Sentindo seu coração leve, voltou a caminhar, apressado. Queria chegar logo em casa pra abraçar seus anjinhos. Sim, pois se anjos existem, na Terra se disfarçam de crianças. Por isso que perto delas nos sentimos mais pertos de Deus.
Era uma nova manhã. A mãe arrumava a casa enquanto a menina brincava na sala, desenhando e cantarolando.
Ouvindo um barulho furtivo de chaves, não titubeou e correu até a porta:
"Papai!"
"Filha..."
A menina o abraçou num abraço bem apertado e deu-lhe um beijão na bochecha. O homem, atordoado e com ombros arqueados por carregar sua cruz, chorou por suas culpas.
"Me perdoe, minha filha..."
"Pelo quê, papai?"
Como explicar-se? Não tinha como. E não tinha necessidade. O coração simples de criança não exigia explicação, apenas queria seu pai. E isso já tinha; e esse coração era ingênuo para impor barreiras ao seu amor ou condições ao seu perdão.

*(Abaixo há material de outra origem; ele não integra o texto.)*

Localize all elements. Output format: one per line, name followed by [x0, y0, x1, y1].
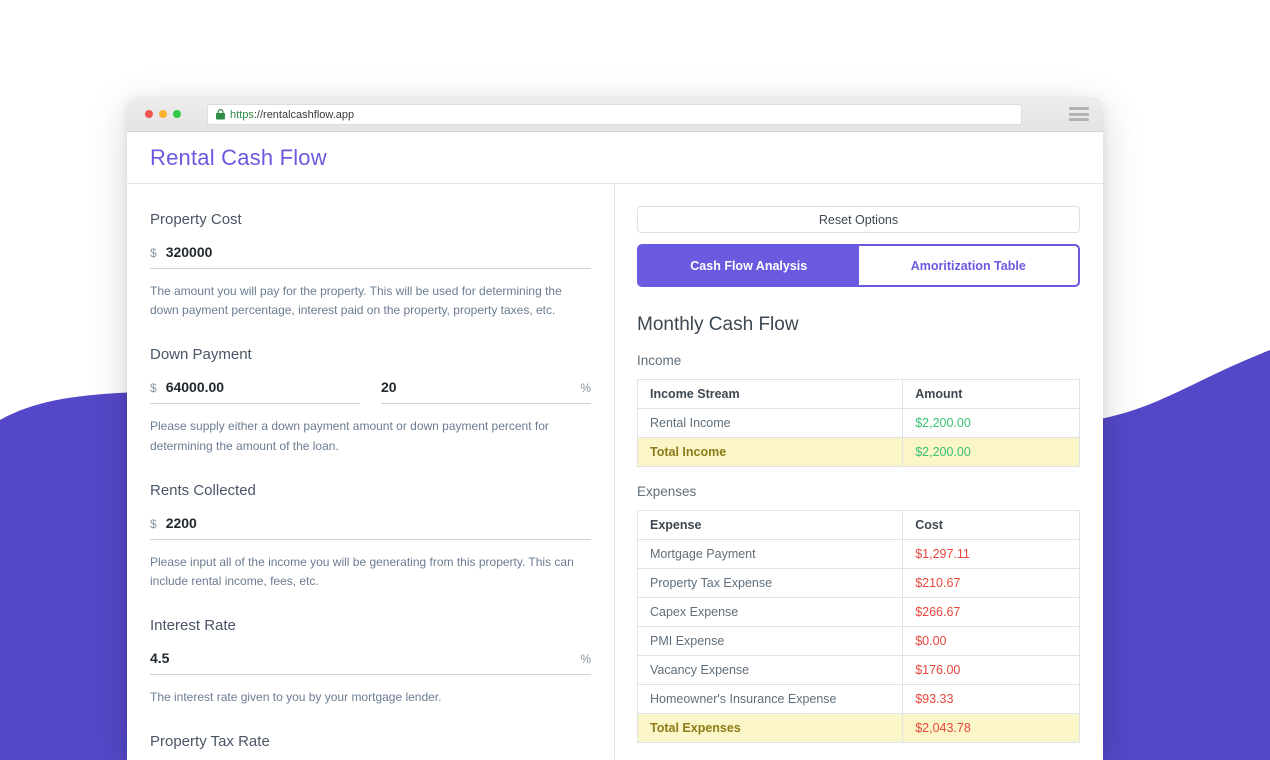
table-row: Rental Income $2,200.00	[636, 408, 1080, 438]
table-row: Property Tax Expense $210.67	[636, 568, 1080, 598]
percent-suffix: %	[580, 381, 591, 396]
field-property-cost: Property Cost $ The amount you will pay …	[150, 211, 591, 320]
url-text: ://rentalcashflow.app	[253, 108, 355, 121]
cost-header: Cost	[902, 510, 1080, 540]
table-row: Capex Expense $266.67	[636, 597, 1080, 627]
income-header-row: Income Stream Amount	[636, 379, 1080, 409]
total-income-label: Total Income	[636, 437, 904, 467]
property-cost-help: The amount you will pay for the property…	[150, 284, 562, 318]
url-protocol: https	[230, 108, 254, 121]
total-income-amount: $2,200.00	[902, 437, 1080, 467]
tab-amortization-table[interactable]: Amoritization Table	[858, 246, 1078, 285]
expenses-total-row: Total Expenses $2,043.78	[636, 713, 1080, 743]
property-cost-input[interactable]	[165, 244, 591, 260]
down-payment-percent-input[interactable]	[381, 379, 572, 396]
down-payment-percent-row[interactable]: %	[381, 379, 591, 405]
right-purple-blob	[1100, 350, 1270, 760]
window-minimize-button[interactable]	[159, 110, 167, 118]
rents-collected-label: Rents Collected	[150, 481, 256, 499]
income-section-label: Income	[637, 353, 682, 368]
rents-collected-input[interactable]	[165, 514, 591, 531]
menu-icon[interactable]	[1069, 107, 1089, 121]
interest-rate-help: The interest rate given to you by your m…	[150, 690, 442, 705]
page-title: Rental Cash Flow	[150, 144, 327, 170]
income-total-row: Total Income $2,200.00	[636, 437, 1080, 467]
window-controls	[145, 110, 181, 118]
down-payment-label: Down Payment	[150, 346, 252, 364]
income-name: Rental Income	[636, 408, 904, 438]
interest-rate-input[interactable]	[150, 650, 572, 667]
address-bar[interactable]: https://rentalcashflow.app	[207, 104, 1022, 125]
field-property-tax-rate: Property Tax Rate %	[150, 733, 591, 760]
down-payment-amount-input[interactable]	[165, 379, 360, 396]
rents-collected-input-row[interactable]: $	[150, 514, 591, 540]
expenses-header-row: Expense Cost	[636, 510, 1080, 540]
browser-chrome-bar: https://rentalcashflow.app	[127, 97, 1103, 132]
dollar-prefix: $	[150, 246, 157, 260]
app-header: Rental Cash Flow	[127, 132, 1103, 184]
total-expenses-label: Total Expenses	[636, 713, 904, 743]
window-close-button[interactable]	[145, 110, 153, 118]
browser-window: https://rentalcashflow.app Rental Cash F…	[127, 97, 1103, 760]
window-zoom-button[interactable]	[173, 110, 181, 118]
table-row: Vacancy Expense $176.00	[636, 655, 1080, 685]
tab-cash-flow-analysis[interactable]: Cash Flow Analysis	[639, 246, 859, 285]
dollar-prefix: $	[150, 516, 157, 531]
property-cost-label: Property Cost	[150, 211, 242, 228]
income-table: Income Stream Amount Rental Income $2,20…	[636, 379, 1080, 467]
rents-collected-help: Please input all of the income you will …	[150, 554, 574, 588]
interest-rate-label: Interest Rate	[150, 617, 236, 635]
table-row: Homeowner's Insurance Expense $93.33	[636, 684, 1080, 714]
left-purple-blob	[0, 392, 140, 760]
property-tax-rate-label: Property Tax Rate	[150, 733, 270, 751]
monthly-cash-flow-heading: Monthly Cash Flow	[637, 314, 799, 335]
table-row: Mortgage Payment $1,297.11	[636, 539, 1080, 569]
down-payment-help: Please supply either a down payment amou…	[150, 419, 549, 453]
interest-rate-input-row[interactable]: %	[150, 650, 591, 676]
income-stream-header: Income Stream	[636, 379, 904, 409]
field-down-payment: Down Payment $ % Please supply either a …	[150, 346, 591, 455]
expense-header: Expense	[636, 510, 904, 540]
expenses-section-label: Expenses	[637, 484, 697, 499]
field-interest-rate: Interest Rate % The interest rate given …	[150, 617, 591, 707]
total-expenses-amount: $2,043.78	[902, 713, 1080, 743]
income-amount: $2,200.00	[902, 408, 1080, 438]
percent-suffix: %	[580, 652, 591, 667]
property-cost-input-row[interactable]: $	[150, 244, 591, 269]
expenses-table: Expense Cost Mortgage Payment $1,297.11 …	[636, 510, 1080, 743]
table-row: PMI Expense $0.00	[636, 626, 1080, 656]
reset-options-button[interactable]: Reset Options	[637, 206, 1080, 233]
tab-group: Cash Flow Analysis Amoritization Table	[637, 244, 1080, 287]
lock-icon	[216, 109, 225, 120]
options-form-panel: Property Cost $ The amount you will pay …	[127, 184, 615, 759]
results-panel: Reset Options Cash Flow Analysis Amoriti…	[615, 184, 1103, 759]
amount-header: Amount	[902, 379, 1080, 409]
field-rents-collected: Rents Collected $ Please input all of th…	[150, 482, 591, 591]
dollar-prefix: $	[150, 381, 157, 396]
down-payment-amount-row[interactable]: $	[150, 379, 360, 405]
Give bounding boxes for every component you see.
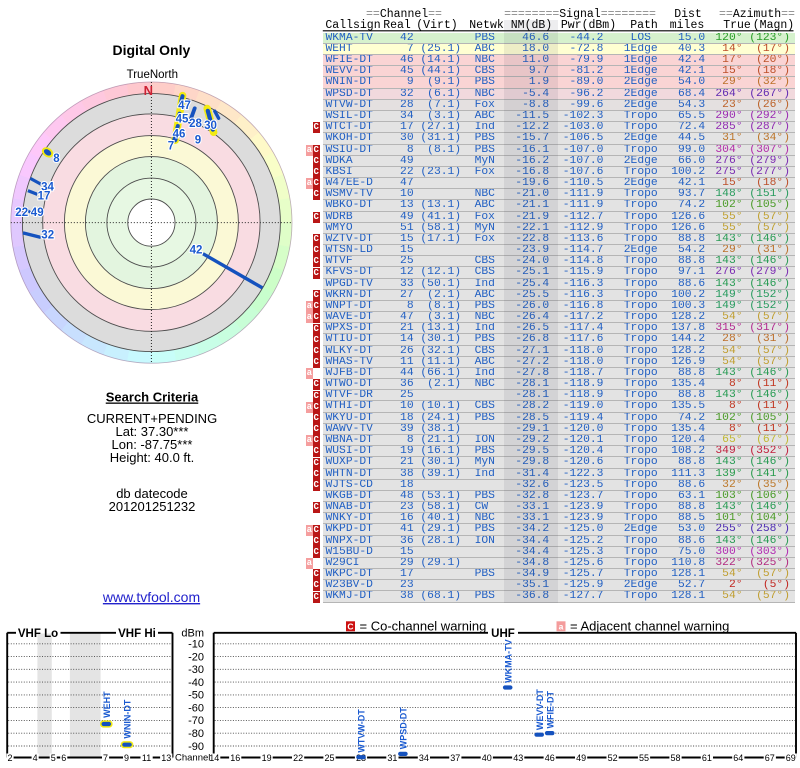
svg-text:Dist: Dist xyxy=(674,8,702,21)
svg-text:CURRENT+PENDING: CURRENT+PENDING xyxy=(87,411,217,426)
svg-text:-90: -90 xyxy=(188,741,204,753)
svg-text:49: 49 xyxy=(31,207,44,219)
svg-text:9: 9 xyxy=(124,753,129,763)
svg-text:201201251232: 201201251232 xyxy=(109,499,196,514)
svg-text:67: 67 xyxy=(765,753,775,763)
svg-text:-60: -60 xyxy=(188,702,204,714)
svg-text:46: 46 xyxy=(545,753,555,763)
svg-text:VHF Lo: VHF Lo xyxy=(18,628,58,640)
svg-text:64: 64 xyxy=(733,753,743,763)
svg-text:Lon: -87.75***: Lon: -87.75*** xyxy=(112,437,193,452)
svg-text:49: 49 xyxy=(576,753,586,763)
svg-text:Path: Path xyxy=(630,19,658,32)
svg-text:55: 55 xyxy=(639,753,649,763)
svg-text:True: True xyxy=(723,19,751,32)
svg-text:-30: -30 xyxy=(188,664,204,676)
svg-text:2: 2 xyxy=(7,753,12,763)
svg-text:4: 4 xyxy=(33,753,38,763)
svg-text:11: 11 xyxy=(142,753,151,763)
svg-text:WEHT: WEHT xyxy=(102,691,112,718)
svg-text:Channel: Channel xyxy=(175,753,210,764)
svg-text:7: 7 xyxy=(103,753,108,763)
svg-text:16: 16 xyxy=(230,753,240,763)
svg-text:miles: miles xyxy=(670,19,705,32)
svg-text:47: 47 xyxy=(178,100,191,112)
svg-text:= Adjacent channel warning: = Adjacent channel warning xyxy=(570,619,729,634)
svg-text:-10: -10 xyxy=(188,639,204,651)
svg-text:22: 22 xyxy=(15,207,28,219)
svg-text:40: 40 xyxy=(482,753,492,763)
svg-text:TrueNorth: TrueNorth xyxy=(127,69,178,81)
svg-text:19: 19 xyxy=(262,753,272,763)
svg-text:Netwk: Netwk xyxy=(469,19,504,32)
svg-text:7: 7 xyxy=(168,141,174,153)
svg-text:22: 22 xyxy=(293,753,303,763)
svg-text:25: 25 xyxy=(324,753,334,763)
svg-text:52: 52 xyxy=(608,753,618,763)
svg-text:37: 37 xyxy=(450,753,460,763)
svg-text:28: 28 xyxy=(189,118,202,130)
svg-text:www.tvfool.com: www.tvfool.com xyxy=(102,589,200,605)
svg-text:34: 34 xyxy=(419,753,429,763)
svg-text:Lat: 37.30***: Lat: 37.30*** xyxy=(115,424,188,439)
svg-text:(Virt): (Virt) xyxy=(416,19,457,32)
svg-text:34: 34 xyxy=(41,182,54,194)
svg-text:WPSD-DT: WPSD-DT xyxy=(399,707,409,749)
svg-text:Height: 40.0 ft.: Height: 40.0 ft. xyxy=(110,450,195,465)
svg-text:UHF: UHF xyxy=(491,628,515,640)
svg-text:Real: Real xyxy=(383,19,411,32)
svg-text:-20: -20 xyxy=(188,651,204,663)
svg-text:Pwr(dBm): Pwr(dBm) xyxy=(561,19,616,32)
svg-text:-80: -80 xyxy=(188,728,204,740)
svg-text:Search Criteria: Search Criteria xyxy=(106,390,199,405)
svg-text:-40: -40 xyxy=(188,677,204,689)
svg-text:C: C xyxy=(347,622,353,632)
svg-text:45: 45 xyxy=(176,114,189,126)
svg-text:8: 8 xyxy=(53,153,60,165)
svg-text:WNIN-DT: WNIN-DT xyxy=(123,699,133,738)
svg-text:Callsign: Callsign xyxy=(325,19,380,32)
svg-text:= Co-channel warning: = Co-channel warning xyxy=(360,619,487,634)
svg-text:WFIE-DT: WFIE-DT xyxy=(545,691,555,729)
svg-text:Digital Only: Digital Only xyxy=(113,42,191,58)
svg-text:5: 5 xyxy=(51,753,56,763)
svg-text:14: 14 xyxy=(209,753,219,763)
svg-text:==Azimuth==: ==Azimuth== xyxy=(719,8,795,21)
svg-text:6: 6 xyxy=(61,753,66,763)
svg-text:31: 31 xyxy=(387,753,397,763)
svg-text:WKMA-TV: WKMA-TV xyxy=(503,639,513,683)
svg-text:-50: -50 xyxy=(188,690,204,702)
svg-text:db datecode: db datecode xyxy=(116,486,188,501)
svg-text:(Magn): (Magn) xyxy=(753,19,794,32)
svg-text:dBm: dBm xyxy=(181,628,204,640)
svg-text:58: 58 xyxy=(670,753,680,763)
svg-text:==Channel==: ==Channel== xyxy=(366,8,442,21)
svg-text:32: 32 xyxy=(41,230,54,242)
svg-text:a: a xyxy=(559,622,564,632)
svg-text:69: 69 xyxy=(786,753,796,763)
svg-text:========Signal========: ========Signal======== xyxy=(504,8,656,21)
svg-text:43: 43 xyxy=(513,753,523,763)
svg-text:WTVW-DT: WTVW-DT xyxy=(357,709,367,753)
svg-text:30: 30 xyxy=(204,120,217,132)
svg-text:N: N xyxy=(144,83,153,98)
svg-text:42: 42 xyxy=(190,245,203,257)
svg-text:9: 9 xyxy=(195,135,201,147)
svg-text:13: 13 xyxy=(161,753,171,763)
svg-text:NM(dB): NM(dB) xyxy=(511,19,552,32)
svg-text:-70: -70 xyxy=(188,715,204,727)
svg-text:61: 61 xyxy=(702,753,712,763)
svg-text:WEVV-DT: WEVV-DT xyxy=(535,689,545,731)
svg-text:46: 46 xyxy=(173,129,186,141)
svg-text:17: 17 xyxy=(38,191,51,203)
svg-text:VHF Hi: VHF Hi xyxy=(118,628,156,640)
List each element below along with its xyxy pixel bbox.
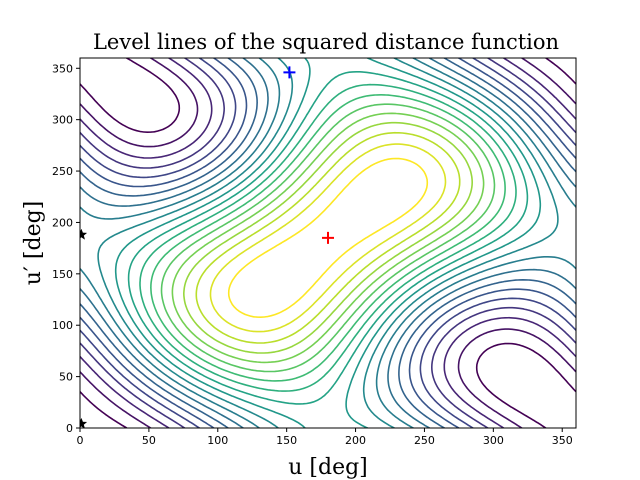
x-axis-label: u [deg] xyxy=(288,455,368,480)
contour-level xyxy=(127,71,529,405)
y-tick-label: 300 xyxy=(52,114,73,127)
y-tick-label: 250 xyxy=(52,165,73,178)
y-tick-label: 350 xyxy=(52,62,73,75)
contour-level xyxy=(139,83,517,392)
contour-lines xyxy=(80,58,576,428)
y-axis-ticks: 0 50 100 150 200 250 300 350 xyxy=(52,62,80,435)
contour-level xyxy=(114,58,542,428)
x-tick-label: 100 xyxy=(207,434,228,447)
x-tick-label: 200 xyxy=(345,434,366,447)
min-point-marker xyxy=(80,417,88,428)
x-tick-label: 150 xyxy=(276,434,297,447)
contour-level xyxy=(80,58,576,428)
contour-level xyxy=(80,58,576,428)
contour-level xyxy=(97,58,559,428)
contour-level xyxy=(150,94,506,382)
x-tick-label: 50 xyxy=(142,434,156,447)
y-axis-label: u′ [deg] xyxy=(21,201,46,286)
y-tick-label: 200 xyxy=(52,216,73,229)
min-point-marker xyxy=(80,228,88,240)
contour-level xyxy=(80,58,576,428)
contour-level xyxy=(80,58,576,428)
x-tick-label: 250 xyxy=(414,434,435,447)
contour-level xyxy=(209,143,447,333)
contour-level xyxy=(80,58,576,428)
saddle-point-marker xyxy=(283,66,296,79)
contour-level xyxy=(80,58,576,428)
x-tick-label: 350 xyxy=(552,434,573,447)
x-tick-label: 0 xyxy=(77,434,84,447)
contour-level xyxy=(171,112,485,364)
max-point-marker xyxy=(322,231,334,244)
contour-level xyxy=(80,58,576,428)
y-tick-label: 150 xyxy=(52,268,73,281)
y-tick-label: 100 xyxy=(52,319,73,332)
markers xyxy=(80,66,334,428)
contour-level xyxy=(227,157,429,318)
y-tick-label: 0 xyxy=(66,422,73,435)
contour-level xyxy=(80,58,576,428)
x-tick-label: 300 xyxy=(483,434,504,447)
y-tick-label: 50 xyxy=(59,371,73,384)
x-axis-ticks: 0 50 100 150 200 250 300 350 xyxy=(77,428,573,447)
contour-level xyxy=(183,121,473,354)
contour-level xyxy=(195,131,461,344)
chart-title: Level lines of the squared distance func… xyxy=(93,30,559,54)
contour-level xyxy=(80,58,576,428)
contour-level xyxy=(160,103,496,373)
plot-frame xyxy=(79,57,577,429)
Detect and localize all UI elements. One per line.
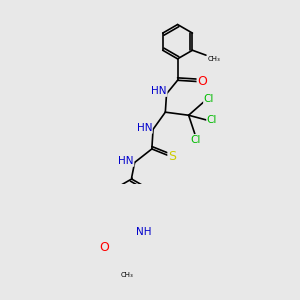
Text: Cl: Cl — [191, 135, 201, 145]
Text: CH₃: CH₃ — [120, 272, 133, 278]
Text: HN: HN — [137, 123, 152, 133]
Text: O: O — [99, 241, 109, 254]
Text: S: S — [168, 150, 176, 163]
Text: NH: NH — [136, 227, 151, 237]
Text: Cl: Cl — [204, 94, 214, 104]
Text: CH₃: CH₃ — [207, 56, 220, 62]
Text: HN: HN — [152, 86, 167, 96]
Text: O: O — [197, 75, 207, 88]
Text: HN: HN — [118, 156, 134, 166]
Text: Cl: Cl — [207, 115, 217, 125]
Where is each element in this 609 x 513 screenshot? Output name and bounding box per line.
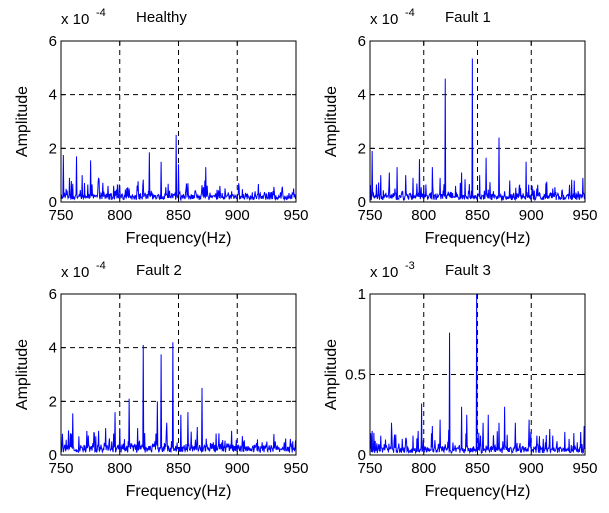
chart-1-y-tick-label-3: 6 (49, 33, 57, 50)
chart-3-x-tick-label-1: 800 (107, 460, 132, 477)
chart-4-x-tick-label-4: 950 (572, 460, 597, 477)
chart-4-series-1-line (369, 293, 586, 455)
chart-2-x-tick-label-1: 800 (411, 207, 436, 224)
chart-4-x-tick-label-1: 800 (411, 460, 436, 477)
chart-2-scale-base: x 10 (370, 11, 398, 28)
chart-2-y-axis-label: Amplitude (323, 86, 340, 157)
chart-2-title: Fault 1 (445, 9, 491, 26)
chart-4-y-tick-label-0: 0 (358, 447, 366, 464)
chart-3-scale-exponent: -4 (96, 260, 106, 272)
chart-1-scale-exponent: -4 (96, 7, 106, 19)
chart-3-x-tick-label-0: 750 (48, 460, 73, 477)
chart-4-y-tick-label-1: 0.5 (345, 367, 366, 384)
chart-3-x-tick-label-2: 850 (166, 460, 191, 477)
chart-4-x-tick-label-3: 900 (519, 460, 544, 477)
chart-1-x-axis-label: Frequency(Hz) (126, 230, 232, 247)
chart-1-x-tick-label-4: 950 (283, 207, 308, 224)
chart-4-y-axis-label: Amplitude (323, 339, 340, 410)
chart-2-scale-exponent: -4 (405, 7, 415, 19)
chart-3-y-tick-label-2: 4 (49, 340, 57, 357)
chart-1-title: Healthy (136, 9, 187, 26)
chart-2-x-tick-label-0: 750 (357, 207, 382, 224)
chart-4-scale-base: x 10 (370, 264, 398, 281)
chart-3-y-tick-label-0: 0 (49, 447, 57, 464)
chart-2-x-tick-label-2: 850 (465, 207, 490, 224)
chart-4-y-tick-label-2: 1 (358, 286, 366, 303)
chart-1-x-tick-label-0: 750 (48, 207, 73, 224)
chart-2-y-tick-label-3: 6 (358, 33, 366, 50)
chart-1-y-tick-label-2: 4 (49, 87, 57, 104)
chart-3-series-1-line (60, 342, 297, 454)
chart-2-y-tick-label-0: 0 (358, 194, 366, 211)
chart-3-x-tick-label-4: 950 (283, 460, 308, 477)
chart-3-y-tick-label-3: 6 (49, 286, 57, 303)
chart-1-scale-base: x 10 (61, 11, 89, 28)
chart-1-x-tick-label-3: 900 (225, 207, 250, 224)
chart-1-x-tick-label-1: 800 (107, 207, 132, 224)
chart-4-x-axis-label: Frequency(Hz) (425, 483, 531, 500)
chart-2-y-tick-label-2: 4 (358, 87, 366, 104)
chart-2-x-tick-label-4: 950 (572, 207, 597, 224)
chart-2-x-axis-label: Frequency(Hz) (425, 230, 531, 247)
chart-3-scale-base: x 10 (61, 264, 89, 281)
chart-3-x-axis-label: Frequency(Hz) (126, 483, 232, 500)
chart-4-x-tick-label-2: 850 (465, 460, 490, 477)
chart-1-y-tick-label-1: 2 (49, 140, 57, 157)
chart-1-series-1-line (60, 134, 297, 202)
chart-3-x-tick-label-3: 900 (225, 460, 250, 477)
chart-4-scale-exponent: -3 (405, 260, 415, 272)
chart-3-title: Fault 2 (136, 262, 182, 279)
chart-1-x-tick-label-2: 850 (166, 207, 191, 224)
chart-2-series-1-line (369, 58, 586, 202)
chart-1-y-axis-label: Amplitude (14, 86, 31, 157)
chart-1-y-tick-label-0: 0 (49, 194, 57, 211)
chart-2-y-tick-label-1: 2 (358, 140, 366, 157)
chart-4-title: Fault 3 (445, 262, 491, 279)
chart-3-y-tick-label-1: 2 (49, 393, 57, 410)
chart-3-y-axis-label: Amplitude (14, 339, 31, 410)
chart-2-x-tick-label-3: 900 (519, 207, 544, 224)
chart-4-x-tick-label-0: 750 (357, 460, 382, 477)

"Olha papai, fiz pra você!"
O homem aceitou o desenho oferecido, recém-feito. Era o retrato da cena dele, em forma de "homem-palitinho" com a legenda "pai" embaixo, voltando pra casa. Com os dizeres "Queridas, voltei!" em um balãozinho. Confuso, perguntou:
"Como você sabia que eu estava vindo?"
"Um anjo me disse".
"Anjo? Um anjo veio te visitar?"
"Não, eu fui visitar o anjo."
"E ele te disse que eu ia voltar?"
"Sim. Mas disse direto no meu coração, quando olhei pra ele. Disse pra eu não ficar triste, que você ia voltar. Sabia que os anjos gostam de fingir que são Papai Noéis?"
"Papai Noel?"
"É sim. É porque a gente não consegue ver normalmente, mas quando eles se disfarçam de Papai Noel a gente pode ir lá brincar com eles..."
Para o pai, seu anjo estava diante de si, fitando-o com olhos risonhos, aqueles olhos azuis iguais aos seus próprios.
A jovem mãe logo apareceria, atraída pelo barulho de conversa. Essa sim, exigiria explicações, e ele devia muitas: quase um ano de coisas a serem explicadas.
"Eu te disse que era uma fria", ela repetia. Entretanto, após uma longa conversa, a mulher também perdoou o marido pródigo. Talvez mais pela filha, pois não teria coragem de deixá-la sem seu pai carinhoso.
O pai, vendo seus dois anjos, presentes de Deus em sua vida, prometeu não mais feri-las. Voltou a ser o bom homem que era, e mais forte, por conhecer suas fraquezas e respeitar os limites, sem arriscar sua família.
E a menina, ingênua de tudo o que se passou... Ao dormir agradeceu ao Papai do Céu pelo seu papai-presente.